Thursday, May 16, 2013

recommendFacebook place pages now include an option for users to give star ratings to businesses and locations directly from their page on Facebook.com, even if they haven’t been to the location. Facebook tells us this is a test.
Previously, users could rate places from the Local Search section of the mobile app, and only if they had previously checked into the location or been tagged there. Facebook would also use the desktop sidebar to randomly prompt users to rate places they had been. There wasn’t a way for users to rate any place at any time they wanted until this past few weeks.
This enables users to go back and rate the places they might not have checked into on Facebook, but it also opens the door to rating manipulation. For instance, a business could ask friends or incentivize fans to give them five-star ratings. This became a problem at one point with app ratings.
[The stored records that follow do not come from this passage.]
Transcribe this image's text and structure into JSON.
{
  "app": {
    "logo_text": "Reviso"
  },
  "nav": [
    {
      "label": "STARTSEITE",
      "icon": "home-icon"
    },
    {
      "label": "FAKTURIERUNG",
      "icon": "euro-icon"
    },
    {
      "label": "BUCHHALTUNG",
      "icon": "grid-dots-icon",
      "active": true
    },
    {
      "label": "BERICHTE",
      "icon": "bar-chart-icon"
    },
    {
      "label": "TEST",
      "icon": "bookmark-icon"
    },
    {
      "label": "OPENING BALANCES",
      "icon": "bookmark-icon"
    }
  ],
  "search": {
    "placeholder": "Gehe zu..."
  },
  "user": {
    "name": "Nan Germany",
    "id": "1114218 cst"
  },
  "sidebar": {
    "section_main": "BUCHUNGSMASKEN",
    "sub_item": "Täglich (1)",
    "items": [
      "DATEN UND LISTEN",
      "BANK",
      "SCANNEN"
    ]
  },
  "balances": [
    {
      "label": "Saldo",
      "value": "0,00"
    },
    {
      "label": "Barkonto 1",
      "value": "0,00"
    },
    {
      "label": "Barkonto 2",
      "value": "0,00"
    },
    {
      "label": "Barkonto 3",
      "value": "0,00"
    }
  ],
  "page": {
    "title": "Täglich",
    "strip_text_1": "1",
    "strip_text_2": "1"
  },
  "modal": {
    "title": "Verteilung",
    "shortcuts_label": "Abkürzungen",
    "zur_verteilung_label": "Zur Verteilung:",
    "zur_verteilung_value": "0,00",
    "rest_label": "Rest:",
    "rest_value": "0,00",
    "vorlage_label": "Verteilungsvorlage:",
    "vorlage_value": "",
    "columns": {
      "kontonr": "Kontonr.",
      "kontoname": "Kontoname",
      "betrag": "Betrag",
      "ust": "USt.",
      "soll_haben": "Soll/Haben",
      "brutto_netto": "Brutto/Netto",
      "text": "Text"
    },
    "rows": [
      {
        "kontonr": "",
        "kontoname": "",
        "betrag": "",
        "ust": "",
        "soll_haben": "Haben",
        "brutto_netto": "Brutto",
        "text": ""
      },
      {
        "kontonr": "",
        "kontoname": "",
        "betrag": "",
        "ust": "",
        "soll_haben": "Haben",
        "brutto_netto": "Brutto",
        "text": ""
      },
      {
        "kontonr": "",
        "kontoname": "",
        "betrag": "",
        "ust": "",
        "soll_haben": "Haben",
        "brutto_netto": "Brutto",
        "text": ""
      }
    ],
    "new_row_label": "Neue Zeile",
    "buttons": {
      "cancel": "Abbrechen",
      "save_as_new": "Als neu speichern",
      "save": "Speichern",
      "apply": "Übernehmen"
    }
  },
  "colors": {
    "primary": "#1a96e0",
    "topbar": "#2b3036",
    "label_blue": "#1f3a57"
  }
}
Facebook eliminated app reviews and ratings when manipulation made them no longer useful, but it later brought them back with more ways to keep them legitimate, such as random sampling. Facebook says it will continue to track engagement on place ratings to find ways to improve them over time.
This lates test on desktop place pages also gives users an easy way to change their rating. Before, the only way we could find to change a place rating was to do so through the activity log, but it could be difficult to find the rating among all of a user’s other actions. Changing a rating is not possible to do from the mobile app.

We also noticed that unadministrated pages now include a way for users to rate and recommend the place. Unadministrated places are often cities, public parks or local businesses that haven’t claimed their page on Facebook.
recommend-place
Although Facebook has had a “recommend this place” feature since 2011, it has only recently begun to emphasize ways for users to share more feedback about the locations and businesses they visit. The social network is also developing the same for content, with users now able to rate books, movies and TV shows as of this week. All of this is building Facebook’s potential as a local search and entertainment discovery platform, and has implications for the businesses and organizations that manage their presence there. More user generated reviews and ratings gives page owners a bit less control over what is displayed on their page and the sentiments revealed there. These ratings could also begin to influence Graph Search and News Feed distribution, introducing another factor for marketers to consider and optimize for.